Who can you play as you may ask? Well there are 20 licensed tennis players including Rafael Nadal, Kevin Anderson, John Isner, Johanna Konta, Angelique Kerber and more. Although with the option to scan your own face into the game, you can put yourself right there on the court.
It isn’t without its issues, and although minor they are slightly annoying. When selecting your outfit for the match, even when you pick your second outfit, it still resets back to the main kit option. Like I said, it is minor but very annoying, especially when you have your second kit set to some awesome striped number!
The graphics on AO International Tennis are very nice. Now they are not amazing, but with the 3D scanned models of the players, you get some incredibly realistic actions on court. The facial models are very accurate, but this is standard for Big Ant Studios.
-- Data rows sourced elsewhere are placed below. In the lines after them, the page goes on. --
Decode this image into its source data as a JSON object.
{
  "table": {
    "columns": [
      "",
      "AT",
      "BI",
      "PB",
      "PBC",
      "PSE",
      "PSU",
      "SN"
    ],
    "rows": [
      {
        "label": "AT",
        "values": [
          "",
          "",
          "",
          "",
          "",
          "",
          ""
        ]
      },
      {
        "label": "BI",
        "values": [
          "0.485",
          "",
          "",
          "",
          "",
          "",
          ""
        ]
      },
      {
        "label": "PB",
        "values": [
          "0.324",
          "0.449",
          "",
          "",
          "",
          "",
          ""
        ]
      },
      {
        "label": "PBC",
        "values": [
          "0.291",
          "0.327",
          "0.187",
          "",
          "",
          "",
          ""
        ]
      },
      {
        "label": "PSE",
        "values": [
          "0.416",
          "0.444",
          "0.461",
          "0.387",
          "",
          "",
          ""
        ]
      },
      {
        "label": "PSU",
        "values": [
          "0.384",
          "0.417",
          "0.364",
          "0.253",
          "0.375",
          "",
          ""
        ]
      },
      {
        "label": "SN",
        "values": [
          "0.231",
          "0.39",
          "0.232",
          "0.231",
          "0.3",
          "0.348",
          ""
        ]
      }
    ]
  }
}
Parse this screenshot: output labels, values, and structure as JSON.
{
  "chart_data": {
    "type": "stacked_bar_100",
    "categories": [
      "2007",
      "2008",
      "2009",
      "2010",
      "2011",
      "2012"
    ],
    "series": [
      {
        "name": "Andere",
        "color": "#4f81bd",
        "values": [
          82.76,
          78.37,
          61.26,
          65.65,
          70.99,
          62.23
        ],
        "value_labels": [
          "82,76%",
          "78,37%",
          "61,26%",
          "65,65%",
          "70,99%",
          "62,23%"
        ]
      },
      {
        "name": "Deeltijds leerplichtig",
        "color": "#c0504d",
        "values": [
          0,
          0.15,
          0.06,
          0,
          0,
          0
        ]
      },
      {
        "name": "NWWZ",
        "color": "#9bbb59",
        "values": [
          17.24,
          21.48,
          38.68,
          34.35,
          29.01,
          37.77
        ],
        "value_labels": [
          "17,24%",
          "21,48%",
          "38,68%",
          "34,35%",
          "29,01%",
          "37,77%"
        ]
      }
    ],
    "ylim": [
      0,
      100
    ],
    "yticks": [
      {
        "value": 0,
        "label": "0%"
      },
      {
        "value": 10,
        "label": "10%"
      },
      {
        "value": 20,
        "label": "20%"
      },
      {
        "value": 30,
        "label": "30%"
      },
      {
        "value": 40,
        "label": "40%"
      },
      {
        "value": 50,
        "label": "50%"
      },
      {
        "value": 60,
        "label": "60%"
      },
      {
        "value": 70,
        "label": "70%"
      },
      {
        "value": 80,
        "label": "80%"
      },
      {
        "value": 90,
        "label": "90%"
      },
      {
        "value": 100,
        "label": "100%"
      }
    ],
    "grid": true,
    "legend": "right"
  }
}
Annoyingly there doesn’t seem to be a massive amount of animation in the crowd, and those ball boys and girls don’t even flinch when the ball hits the net.
AO International Tennis has just the right amount of audio for a tennis game, the squeak of your shoes on the hard court, and the ball bouncing off the racket is all there perfectly. It does get a little quiet on court though, especially with no commentary or music playing in the background.
Now this is the tricky one. If you get into the game it can be a great additional to your sports game library. However, I do feel that some people just wont get to grips with the game and it will end up being left towards the end of your game library. There is a decent amount of depth with the modes available, however a bit more depth in the career mode, than just win money and spend money on levelling up your character would have been ideal. Even though AO International Tennis doesn’t quite hit the winner, it does battle well on those long rallies. AO International Tennis receives a Thumb Culture Silver Award.
Disclaimer: A code was received in order to write this review.